New fund offer
Key Takeaways
- A new fund offer or NFO refers to the launch of a new fund by an AMC.
- An NFO behaves similarly to an initial public offering (IPO) of equity shares by a company.
- Investors look at NFO as an investment opportunity, because other existing funds’ value is higher than the NFO’s.
A new fund offer or NFO refers to the launch of a new fund by an AMC. The money raised through an NFO is invested by the fund house in the markets, and the units are then issued to the initial investors.
Know more
An NFO behaves similarly to an initial public offering (IPO) of equity shares by a company. Just as new shares of a just-listed company are distributed among investors in an IPO, new units of a new fund are distributed among investors in an NFO.
About NFO
Whenever funds open for a business or an AMC launches new funds with selling purposes, this is known as the new fund offer.
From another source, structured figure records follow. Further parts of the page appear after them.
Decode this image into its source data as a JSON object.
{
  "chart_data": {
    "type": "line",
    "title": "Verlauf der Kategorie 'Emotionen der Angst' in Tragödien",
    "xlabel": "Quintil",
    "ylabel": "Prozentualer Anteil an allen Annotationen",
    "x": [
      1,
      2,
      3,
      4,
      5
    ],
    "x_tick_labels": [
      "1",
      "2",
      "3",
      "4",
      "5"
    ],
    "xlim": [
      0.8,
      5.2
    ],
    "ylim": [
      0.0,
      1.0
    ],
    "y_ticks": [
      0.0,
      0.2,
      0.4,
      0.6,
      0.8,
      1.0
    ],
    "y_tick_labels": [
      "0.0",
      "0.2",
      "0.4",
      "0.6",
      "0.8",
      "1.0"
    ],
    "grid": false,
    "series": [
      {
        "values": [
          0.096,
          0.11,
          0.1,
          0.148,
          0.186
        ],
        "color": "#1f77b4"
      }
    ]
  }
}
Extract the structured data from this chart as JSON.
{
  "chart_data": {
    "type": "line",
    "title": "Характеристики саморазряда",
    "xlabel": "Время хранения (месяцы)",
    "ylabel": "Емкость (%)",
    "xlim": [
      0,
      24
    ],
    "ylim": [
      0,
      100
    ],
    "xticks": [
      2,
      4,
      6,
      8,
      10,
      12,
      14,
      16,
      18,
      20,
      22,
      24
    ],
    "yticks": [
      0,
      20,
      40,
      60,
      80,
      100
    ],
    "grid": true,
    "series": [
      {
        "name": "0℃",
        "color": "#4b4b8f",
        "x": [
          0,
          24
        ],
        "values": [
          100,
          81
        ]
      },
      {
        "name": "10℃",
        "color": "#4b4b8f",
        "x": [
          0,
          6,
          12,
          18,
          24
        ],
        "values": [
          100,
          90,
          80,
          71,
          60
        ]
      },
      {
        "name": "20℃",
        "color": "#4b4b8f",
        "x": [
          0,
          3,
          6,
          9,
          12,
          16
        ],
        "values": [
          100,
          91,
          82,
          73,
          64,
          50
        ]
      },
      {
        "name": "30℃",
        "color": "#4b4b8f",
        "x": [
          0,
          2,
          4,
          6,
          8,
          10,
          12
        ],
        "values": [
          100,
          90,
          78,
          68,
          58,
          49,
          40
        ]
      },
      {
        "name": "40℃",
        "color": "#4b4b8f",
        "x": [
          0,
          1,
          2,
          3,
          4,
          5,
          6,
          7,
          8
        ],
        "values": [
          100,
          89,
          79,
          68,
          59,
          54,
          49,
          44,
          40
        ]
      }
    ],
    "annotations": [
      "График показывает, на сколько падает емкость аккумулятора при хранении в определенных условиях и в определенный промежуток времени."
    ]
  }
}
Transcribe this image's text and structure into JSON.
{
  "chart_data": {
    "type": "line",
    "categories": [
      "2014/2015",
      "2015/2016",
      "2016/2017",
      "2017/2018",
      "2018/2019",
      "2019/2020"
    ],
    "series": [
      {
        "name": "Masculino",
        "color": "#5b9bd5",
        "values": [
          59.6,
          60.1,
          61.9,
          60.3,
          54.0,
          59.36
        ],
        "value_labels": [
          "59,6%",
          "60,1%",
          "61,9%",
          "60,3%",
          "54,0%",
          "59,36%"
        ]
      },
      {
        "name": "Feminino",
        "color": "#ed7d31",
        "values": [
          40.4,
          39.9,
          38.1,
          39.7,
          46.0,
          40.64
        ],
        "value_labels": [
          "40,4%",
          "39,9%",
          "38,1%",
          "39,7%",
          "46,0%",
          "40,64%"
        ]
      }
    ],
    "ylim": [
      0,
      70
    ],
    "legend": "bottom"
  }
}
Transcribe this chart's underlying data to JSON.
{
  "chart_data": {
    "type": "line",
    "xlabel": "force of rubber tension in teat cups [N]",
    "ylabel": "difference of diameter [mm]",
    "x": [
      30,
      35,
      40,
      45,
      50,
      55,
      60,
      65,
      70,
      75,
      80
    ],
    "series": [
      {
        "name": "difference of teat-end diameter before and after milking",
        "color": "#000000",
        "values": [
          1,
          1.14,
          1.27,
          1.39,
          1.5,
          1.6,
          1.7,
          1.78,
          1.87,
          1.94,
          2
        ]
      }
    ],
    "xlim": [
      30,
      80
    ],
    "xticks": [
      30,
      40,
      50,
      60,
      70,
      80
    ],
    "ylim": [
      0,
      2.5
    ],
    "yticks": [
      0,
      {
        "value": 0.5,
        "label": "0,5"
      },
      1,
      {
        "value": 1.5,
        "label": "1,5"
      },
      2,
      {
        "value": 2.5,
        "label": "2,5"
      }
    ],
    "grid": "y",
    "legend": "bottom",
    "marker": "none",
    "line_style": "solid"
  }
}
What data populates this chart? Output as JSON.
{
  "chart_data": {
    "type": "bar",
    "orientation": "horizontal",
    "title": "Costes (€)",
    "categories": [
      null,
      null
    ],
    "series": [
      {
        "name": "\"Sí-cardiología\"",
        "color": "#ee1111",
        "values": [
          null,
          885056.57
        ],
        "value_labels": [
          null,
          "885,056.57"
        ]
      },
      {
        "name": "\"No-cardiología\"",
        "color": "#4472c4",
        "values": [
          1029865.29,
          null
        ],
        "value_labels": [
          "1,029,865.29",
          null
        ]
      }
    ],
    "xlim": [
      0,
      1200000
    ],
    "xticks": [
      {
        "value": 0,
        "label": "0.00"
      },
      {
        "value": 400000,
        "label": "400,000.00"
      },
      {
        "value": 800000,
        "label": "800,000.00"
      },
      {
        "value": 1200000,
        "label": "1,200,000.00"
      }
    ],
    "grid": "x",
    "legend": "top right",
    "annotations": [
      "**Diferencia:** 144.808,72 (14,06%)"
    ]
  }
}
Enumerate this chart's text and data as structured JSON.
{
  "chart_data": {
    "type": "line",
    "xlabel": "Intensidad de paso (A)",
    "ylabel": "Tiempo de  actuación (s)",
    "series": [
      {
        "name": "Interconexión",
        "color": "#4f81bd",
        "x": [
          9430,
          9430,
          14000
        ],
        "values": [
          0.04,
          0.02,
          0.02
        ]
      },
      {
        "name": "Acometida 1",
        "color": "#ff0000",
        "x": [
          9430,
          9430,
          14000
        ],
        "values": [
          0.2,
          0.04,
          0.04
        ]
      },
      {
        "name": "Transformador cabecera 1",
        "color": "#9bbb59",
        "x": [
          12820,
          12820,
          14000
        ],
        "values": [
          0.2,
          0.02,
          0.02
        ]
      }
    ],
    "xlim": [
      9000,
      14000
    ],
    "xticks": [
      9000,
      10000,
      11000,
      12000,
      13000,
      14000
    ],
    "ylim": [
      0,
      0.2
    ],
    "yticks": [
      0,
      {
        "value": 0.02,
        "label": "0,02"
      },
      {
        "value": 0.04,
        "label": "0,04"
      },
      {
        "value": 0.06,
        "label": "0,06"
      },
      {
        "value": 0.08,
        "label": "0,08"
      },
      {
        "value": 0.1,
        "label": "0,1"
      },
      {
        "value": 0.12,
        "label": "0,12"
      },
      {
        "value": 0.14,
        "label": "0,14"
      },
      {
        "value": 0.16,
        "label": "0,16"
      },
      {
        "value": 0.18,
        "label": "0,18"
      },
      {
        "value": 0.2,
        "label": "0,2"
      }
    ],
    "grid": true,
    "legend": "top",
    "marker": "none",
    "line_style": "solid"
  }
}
The investor can buy funds in the NFO period at net asset value (NAV). The NAV value of a new fund remains fixed for a whole NFO period. The NFO’s function is similar to the IPO’s Initial public offering, which is to raise capital for the company. Initially, the value of NFO funds is fixed at RS. 10. After the expiration of the NFO period, funds are traded according to their net asset value (NAV) in the share market. Mutual funds, open-ended funds, and closed-ended funds are introduced to the investor during the NFO.
Should we invest in an NFO or not?
Through new funds offering organizations aimed at raising capital for the business. Investors look at NFO as an investment opportunity, because other existing funds’ value is higher than the NFO’s. Once the NFO period expires, Investors are able to generate some gain after listing of NFO in the stock exchange.